Enter Stacy Bendit’s art-filled fantasy on Manhattan’s Upper West Side | Architectural Digest

Dakota’s Gothic glory might be a little intimidating, but there’s nothing scary about Bendit’s living room. “I wanted a place where I felt mature and kept the building elegant but was also fun for friends and family,” Bendet says. “I didn’t want a big adult apartment where you can’t jump on the sofa. My kids work on wheels and flip here. I wanted it to feel like I lived in it.” In fact, a quick glance at the sage green velvet sofa reveals a bold blue hue draped across its back.

This was originally two condos, screaming to be combined: one had a disco vibe from the ’80s; The other had what Bendet swears as “virtually dirt floor”. As much as possible, I tried to restore the original atmosphere of the place. “All the fireplaces had to be restored, and I wanted to recreate the beautiful mahogany woodwork.”

A scenic wallpaper by Iksel – Decorative Arts wraps the Eloise Breckenridge room. The burger is dressed in a Fortuny print, and the custom quilt is made from Alice + Olivia fabrics.
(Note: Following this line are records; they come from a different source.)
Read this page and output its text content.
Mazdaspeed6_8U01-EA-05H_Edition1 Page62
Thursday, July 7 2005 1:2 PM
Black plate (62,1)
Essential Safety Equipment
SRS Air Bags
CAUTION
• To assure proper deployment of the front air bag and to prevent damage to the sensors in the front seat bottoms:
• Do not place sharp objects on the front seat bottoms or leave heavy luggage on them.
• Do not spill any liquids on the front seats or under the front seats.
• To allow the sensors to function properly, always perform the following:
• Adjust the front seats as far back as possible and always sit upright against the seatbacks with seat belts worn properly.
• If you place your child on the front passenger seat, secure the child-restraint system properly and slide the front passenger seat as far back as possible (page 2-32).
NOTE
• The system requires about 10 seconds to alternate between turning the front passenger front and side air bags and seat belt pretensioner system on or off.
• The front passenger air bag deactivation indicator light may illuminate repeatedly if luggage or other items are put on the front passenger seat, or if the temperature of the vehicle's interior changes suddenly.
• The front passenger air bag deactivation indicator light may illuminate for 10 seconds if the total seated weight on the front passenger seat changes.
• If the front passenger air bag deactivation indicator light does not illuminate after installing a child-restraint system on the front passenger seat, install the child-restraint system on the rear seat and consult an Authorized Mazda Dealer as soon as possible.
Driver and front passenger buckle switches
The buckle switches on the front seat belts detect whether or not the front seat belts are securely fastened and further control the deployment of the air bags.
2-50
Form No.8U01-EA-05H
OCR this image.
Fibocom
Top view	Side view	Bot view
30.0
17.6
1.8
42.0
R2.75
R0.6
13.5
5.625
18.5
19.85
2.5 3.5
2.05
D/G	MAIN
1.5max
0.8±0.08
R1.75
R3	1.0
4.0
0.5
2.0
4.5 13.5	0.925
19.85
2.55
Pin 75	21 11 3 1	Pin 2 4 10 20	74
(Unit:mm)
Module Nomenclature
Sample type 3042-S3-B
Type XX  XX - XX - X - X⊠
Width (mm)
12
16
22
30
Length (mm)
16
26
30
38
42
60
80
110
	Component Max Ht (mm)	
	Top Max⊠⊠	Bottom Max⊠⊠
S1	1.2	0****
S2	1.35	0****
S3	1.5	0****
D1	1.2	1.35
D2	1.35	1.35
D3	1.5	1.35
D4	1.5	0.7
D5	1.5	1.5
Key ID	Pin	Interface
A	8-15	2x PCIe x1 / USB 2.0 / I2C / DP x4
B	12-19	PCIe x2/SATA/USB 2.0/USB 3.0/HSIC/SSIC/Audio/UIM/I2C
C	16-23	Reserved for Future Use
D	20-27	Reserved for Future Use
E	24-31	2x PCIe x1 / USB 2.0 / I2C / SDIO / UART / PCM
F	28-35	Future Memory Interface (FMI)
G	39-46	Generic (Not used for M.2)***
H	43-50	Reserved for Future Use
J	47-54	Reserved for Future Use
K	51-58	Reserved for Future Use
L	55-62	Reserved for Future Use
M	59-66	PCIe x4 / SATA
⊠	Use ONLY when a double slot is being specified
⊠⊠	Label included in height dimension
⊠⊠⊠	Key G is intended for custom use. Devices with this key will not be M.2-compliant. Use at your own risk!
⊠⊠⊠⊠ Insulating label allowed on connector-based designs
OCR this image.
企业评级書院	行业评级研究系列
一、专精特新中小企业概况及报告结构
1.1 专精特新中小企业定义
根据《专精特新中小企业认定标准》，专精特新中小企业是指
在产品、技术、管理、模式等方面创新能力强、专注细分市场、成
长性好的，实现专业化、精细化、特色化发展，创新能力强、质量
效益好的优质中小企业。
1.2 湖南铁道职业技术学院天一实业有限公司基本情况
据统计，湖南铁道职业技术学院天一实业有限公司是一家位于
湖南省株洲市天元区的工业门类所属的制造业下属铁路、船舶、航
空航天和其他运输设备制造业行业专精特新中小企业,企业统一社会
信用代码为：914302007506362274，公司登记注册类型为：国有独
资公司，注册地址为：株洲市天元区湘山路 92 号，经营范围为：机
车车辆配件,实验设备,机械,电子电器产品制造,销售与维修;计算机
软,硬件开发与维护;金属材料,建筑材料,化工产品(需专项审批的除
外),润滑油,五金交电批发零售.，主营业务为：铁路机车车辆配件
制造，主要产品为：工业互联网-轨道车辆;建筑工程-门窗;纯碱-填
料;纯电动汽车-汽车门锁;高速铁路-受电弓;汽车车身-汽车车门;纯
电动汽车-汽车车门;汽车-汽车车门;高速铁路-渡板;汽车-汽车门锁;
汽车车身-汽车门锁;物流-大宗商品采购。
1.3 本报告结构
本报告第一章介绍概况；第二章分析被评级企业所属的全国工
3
Artwork by Lola Montes Schnabel hangs above a desk in the 1960s.

Eastern Eden wall cladding by Iksel-Decorative Arts; for trade. fschumacher.com
paint holder

Minnidip x Alice + Olivia Luxurious Inflatable Tufted Pool

Bendet worked with her friend, interior designer Louise Kugelberg, to bring the space back to life. “I think it’s my own version of the international style,” Kugelberg says, explaining the eclecticism of the house. “There are Venetian chandeliers, Spanish rugs from the 1930s that came from the Ritz in Madrid, contemporary paintings by Francesco Clemente and Jorge Galindo—some for my husband Julian Schnabel—and a 12-foot dining table made of hand-painted tiles by Lola Schnabel.”

This bronze table is stunning, but your eye can’t help traveling to other works of art: on the corner wall is a series of 12 color lithographs of Claes Oldenburg; The living room hosts a huge fresco by Francesco Clemente. Bendet laughs that unsuspecting friends sometimes mistake the princess’s scratch for another artwork: “Is it by the Haas brothers, perhaps?” They ask me. No, I tell them, it’s for the cat.”

A favorite room set up to evoke a circus tent, and its blue-and-white striped decorations have multiple meanings: Eisner and his family own Portsmouth Football Club in England, and these are the football team’s colors; Bendet’s first success as a fashion designer were the striped bell-bottom pants. This is where her daughters hang out and watch TV, accessed through a door that leads to that lavish living room, and another to her husband’s office. “This is a caveman,” Bendet said as he walked into that space. “We convinced him that he had some leather embossed on the walls, and a leather sofa, but his aesthetics were a bit tougher. It was really important that the rooms didn’t just reflect what I like – I wanted it to feel like everything our family had in common.”

Julian Schnabel’s portrait of Bendet’s three daughters is displayed in the entrance hall. Fornasetti chairs a Venetian chandelier.
© 2022 Julian Schnabel/Artists Rights Society (ARS), New York

jonico capital chair
Bishop Margot Table from India Mahdaoui by Ralph Pucci

Bishop Margot Table from India Mahdaoui by Ralph Pucci

Her daughters’ bedrooms likewise display her fierce individuality. Athena Bell hates pink, so her room is blue, with a loft bed, a staircase – to the delight of any six-year-old – and even a chair covered in teddy bears, part of Nicky Hilton’s baby shower, which happened in an apartment a few weeks ago. “Scarlett wanted a patterned four-poster bed,” Bendit explains. “Eloise of course loved the block-print wallpaper, but then she told me she wanted her room to be all white—it was a teenage moment—and I was like, ‘Too bad! Your quilt matches the wallpaper’ Your bed skirt! I cut the bed skirt to match the yellow flowers!”